Trolls & The Preemption Dilemma

Patent trolls account for most patent assertions and are often blamed for the increased costs of patent litigation. Congress and the courts have tried to wrangle the abusive practices of trolls. Through a post‐grant review system, Congress tried to combat the growing litigation costs by streamlining invalidity challenges. The Supreme Court has also tackled the patent‐troll problem in seminal remedy and venue cases, hampering trolls’ ability to get injunctions and use certain venues. Yet the problem persists. Although Congress and federal courts recognize and sometimes try to alleviate the patent‐troll problem, what can states do to protect small‐ and medium‐sized businesses from these pesky trolls? For now, probably nothing. The Federal Circuit, through a preemption analysis influenced by the First Amendment’s Petition Clause, often invalidates state laws that could regulate the problem. Still, states continue to try: most states have passed statutes regulating demand letters asserting patent infringement. These state anti‐patent laws’ goal is to protect companies and consumers from patent trolls. Regardless of whether the current state anti‐patent laws will effectively deter egregious patent‐troll behavior, the Federal Circuit’s current preemption doctrine doesn’t seem to let states promote a legitimate state interest— protecting businesses from bad‐faith behavior so that the businesses can innovate.

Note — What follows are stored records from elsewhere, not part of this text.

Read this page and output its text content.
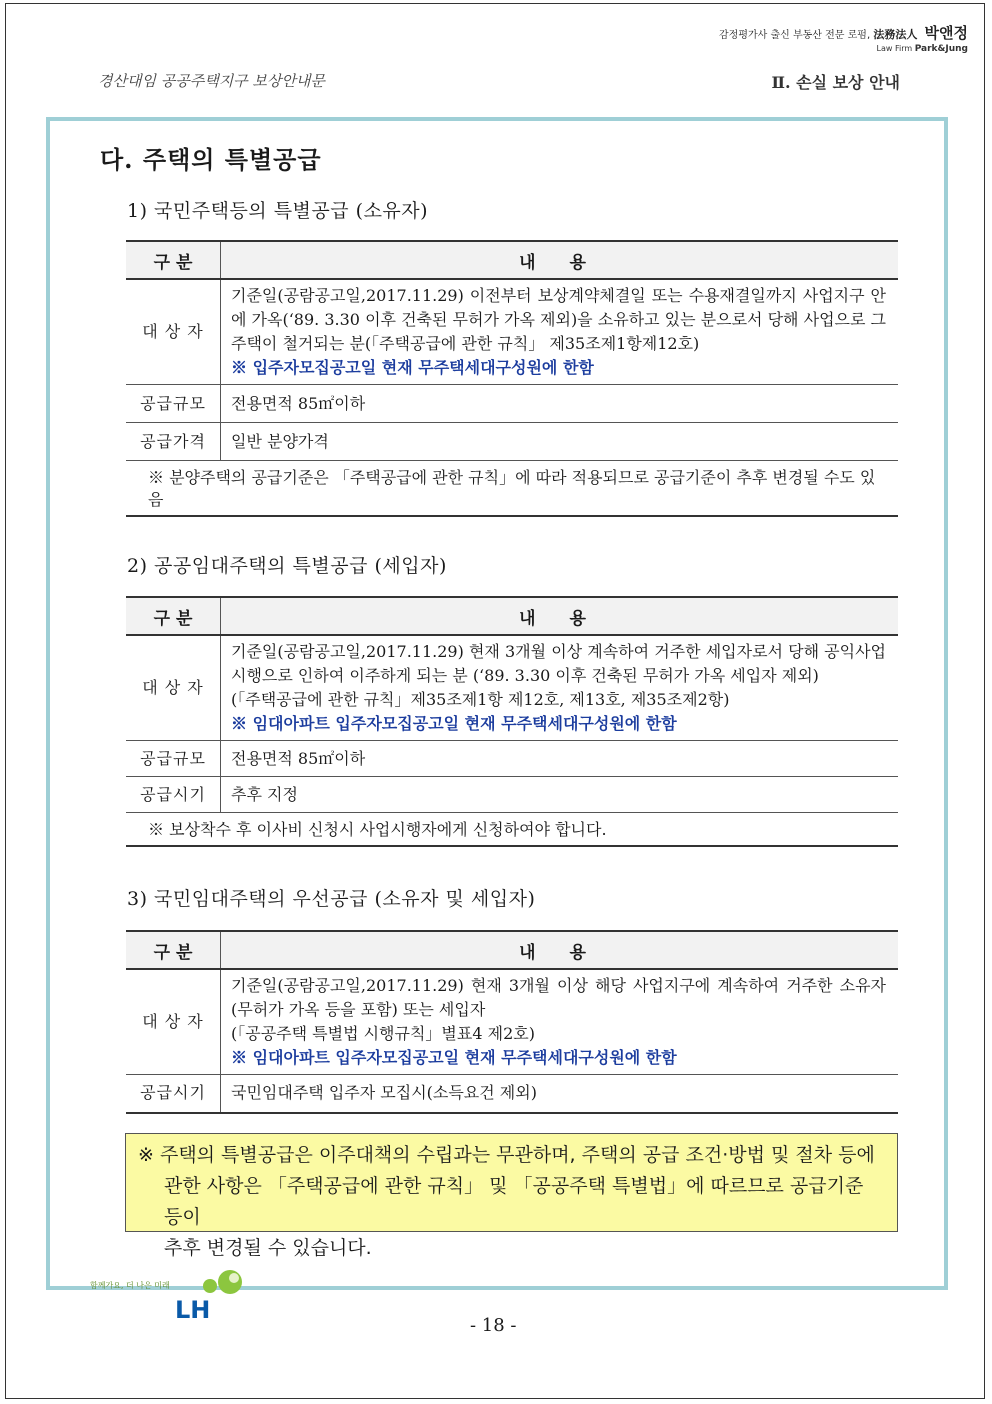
감정평가사 출신 부동산 전문 로펌, 法務法人 박앤정
Law Firm Park&Jung
경산대임 공공주택지구 보상안내문	Ⅱ. 손실 보상 안내
다. 주택의 특별공급
1) 국민주택등의 특별공급 (소유자)
구 분	내 용
대 상 자	기준일(공람공고일,2017.11.29) 이전부터 보상계약체결일 또는 수용재결일까지 사업지구 안에 가옥(‘89. 3.30 이후 건축된 무허가 가옥 제외)을 소유하고 있는 분으로서 당해 사업으로 그 주택이 철거되는 분(「주택공급에 관한 규칙」 제35조제1항제12호)
※ 입주자모집공고일 현재 무주택세대구성원에 한함

공급규모	전용면적 85㎡이하
공급가격	일반 분양가격
※ 분양주택의 공급기준은 「주택공급에 관한 규칙」에 따라 적용되므로 공급기준이 추후 변경될 수도 있음	
2) 공공임대주택의 특별공급 (세입자)
구 분	내 용
대 상 자	기준일(공람공고일,2017.11.29) 현재 3개월 이상 계속하여 거주한 세입자로서 당해 공익사업 시행으로 인하여 이주하게 되는 분 (‘89. 3.30 이후 건축된 무허가 가옥 세입자 제외)
(「주택공급에 관한 규칙」제35조제1항 제12호, 제13호, 제35조제2항)
※ 임대아파트 입주자모집공고일 현재 무주택세대구성원에 한함

공급규모	전용면적 85㎡이하
공급시기	추후 지정
※ 보상착수 후 이사비 신청시 사업시행자에게 신청하여야 합니다.	
3) 국민임대주택의 우선공급 (소유자 및 세입자)
구 분	내 용
대 상 자	기준일(공람공고일,2017.11.29) 현재 3개월 이상 해당 사업지구에 계속하여 거주한 소유자(무허가 가옥 등을 포함) 또는 세입자
(「공공주택 특별법 시행규칙」별표4 제2호)
※ 임대아파트 입주자모집공고일 현재 무주택세대구성원에 한함

공급시기	국민임대주택 입주자 모집시(소득요건 제외)
※ 주택의 특별공급은 이주대책의 수립과는 무관하며, 주택의 공급 조건·방법 및 절차 등에
관한 사항은 「주택공급에 관한 규칙」 및 「공공주택 특별법」에 따르므로 공급기준 등이
추후 변경될 수 있습니다.
함께가요, 더 나은 미래
LH
- 18 -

But is the Federal Circuit properly reading Supreme Court precedent on preemption and the Petition Clause? Or are they unnecessarily developing a rigid rule to help ex ante patentholder decisionmaking? As this Comment argues, even though the Federal Circuit has improperly morphed the Noerr test into conflict preemption and doesn’t effectively analyze whether Noerr applies to prelitigation communication and non‐antitrust claims, the Federal Circuit’s results aren’t far off. There’s good reason for petition immunity to apply to prelitigation activity, like demand letters, but the analysis should be separate from conflict preemption. It turns out that the Supreme Court’s rigid approach to the sham exception is partly to blame.

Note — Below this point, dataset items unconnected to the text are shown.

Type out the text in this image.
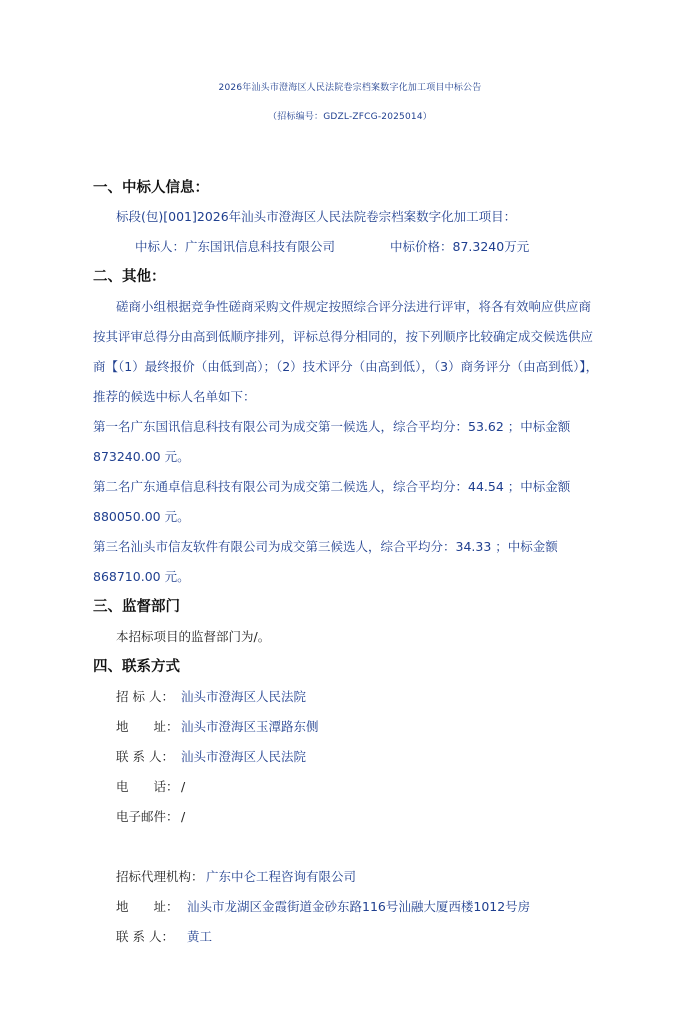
2026年汕头市澄海区人民法院卷宗档案数字化加工项目中标公告
（招标编号：GDZL-ZFCG-2025014）
一、中标人信息：
标段(包)[001]2026年汕头市澄海区人民法院卷宗档案数字化加工项目：
中标人：广东国讯信息科技有限公司	中标价格：87.3240万元
二、其他：
磋商小组根据竞争性磋商采购文件规定按照综合评分法进行评审，将各有效响应供应商
按其评审总得分由高到低顺序排列，评标总得分相同的，按下列顺序比较确定成交候选供应
商【（1）最终报价（由低到高）；（2）技术评分（由高到低），（3）商务评分（由高到低）】，
推荐的候选中标人名单如下：
第一名广东国讯信息科技有限公司为成交第一候选人，综合平均分：53.62 ；中标金额
873240.00 元。
第二名广东通卓信息科技有限公司为成交第二候选人，综合平均分：44.54 ；中标金额
880050.00 元。
第三名汕头市信友软件有限公司为成交第三候选人，综合平均分：34.33 ；中标金额
868710.00 元。
三、监督部门
本招标项目的监督部门为/。
四、联系方式
招 标 人： 汕头市澄海区人民法院
地　　址： 汕头市澄海区玉潭路东侧
联 系 人： 汕头市澄海区人民法院
电　　话： /
电子邮件： /
招标代理机构： 广东中仑工程咨询有限公司
地　　址： 汕头市龙湖区金霞街道金砂东路116号汕融大厦西楼1012号房
联 系 人： 黄工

This Comment makes three contributions. The first contribution is putting a state anti‐patent law through a full implied‐preemption analysis in accordance with Supreme Court precedent. The second contribution is giving and applying a proper framework to determine whether the Petition Clause applies to prelitigation communication and non‐antitrust claims. The third contribution is suggesting a flexible petitioning‐immunity framework that will leave states room to regulate patent‐troll demand letters.